Güven bunalımı dediğim Cumhuriyet'in kuruluşundan buyana süregelen bir durumdur. Gelin birlikte oturup anayasayı konuşalım diyorlar ve götürüp Şeyh Sait'i asıyorlar. Dersim'de Seyit Rıza olayında aynı; uzlaşma için davet ediyorlar sonra Erzincan yolunda tuzak kuruluyor.
Elazığ'da idam ediyorlar. 30 yıllık savaş döneminde Öcalan'ın talimatıyla PKK sınır dışına çekildi, 2004'e kadar çatışmasız bir dönem yaşandı. Hatta bunu güçlendirmek adına Öcalan'ın çağrısı üzerine Kandil'den ve Avrupa'dan barış grupları geldi ama ağır cezalar aldılar.
Yine silahlı güçler ülke dışına çıkarken devletin belli birimleri tuzak kurdu, geri çekilen gerillalar öldürüldü. O ölenlerin arasında benim ağabeyimin oğlu da vardı. Şimdi böylesi bir tablo karşısında siz güven ortamını nasıl sağlayacaksınız?
En son güven bunalımı hangi noktada yaşandı?
Bakınız! Ben 2006 – 2011 arası süren Oslo sürecinin içindeydim. Sayın Ahmet Türk ile birlikte hep o sürecin içindeydik. O sürecin en önemli adımı Habur olmuştu.
Barış ve demokratik çözüm süreci başlasın diye Habur'dan insanlar geldi. Sonra ne oldu?
Milliyetçilik, ırkçılık tırmandırıldı. Hükümet geri adıma attı. Her biri 60 yıl ceza aldı.

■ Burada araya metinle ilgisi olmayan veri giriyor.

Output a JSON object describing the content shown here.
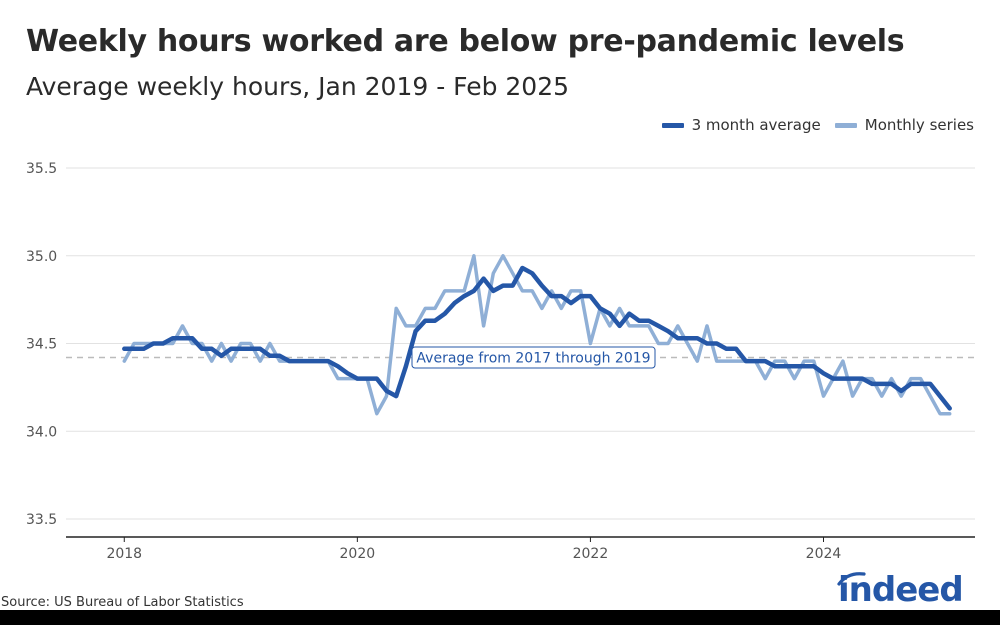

Ben Habur'daydım onlar gelirken. Evden çıkarken az önce bahsettiğim yeğenim Müfit'in annesi– ki hala oğlunun öldüğünü bilmiyor, dağda sanıyor – bana aynen şöyle dedi:
'Ah ben de gelsem. Gerilla grubunun içinde benim Müfitim de olabilir. Onu bir görebilsem.' Gözlerim doldu, yüreğim kan ağladı ama söyleyemedim. Bu duyguyla Habur'a karşılamaya gittik. Kürtler artık barış gelsin, çocuklarımız sağ salim dönsün umuduyla oradaydılar.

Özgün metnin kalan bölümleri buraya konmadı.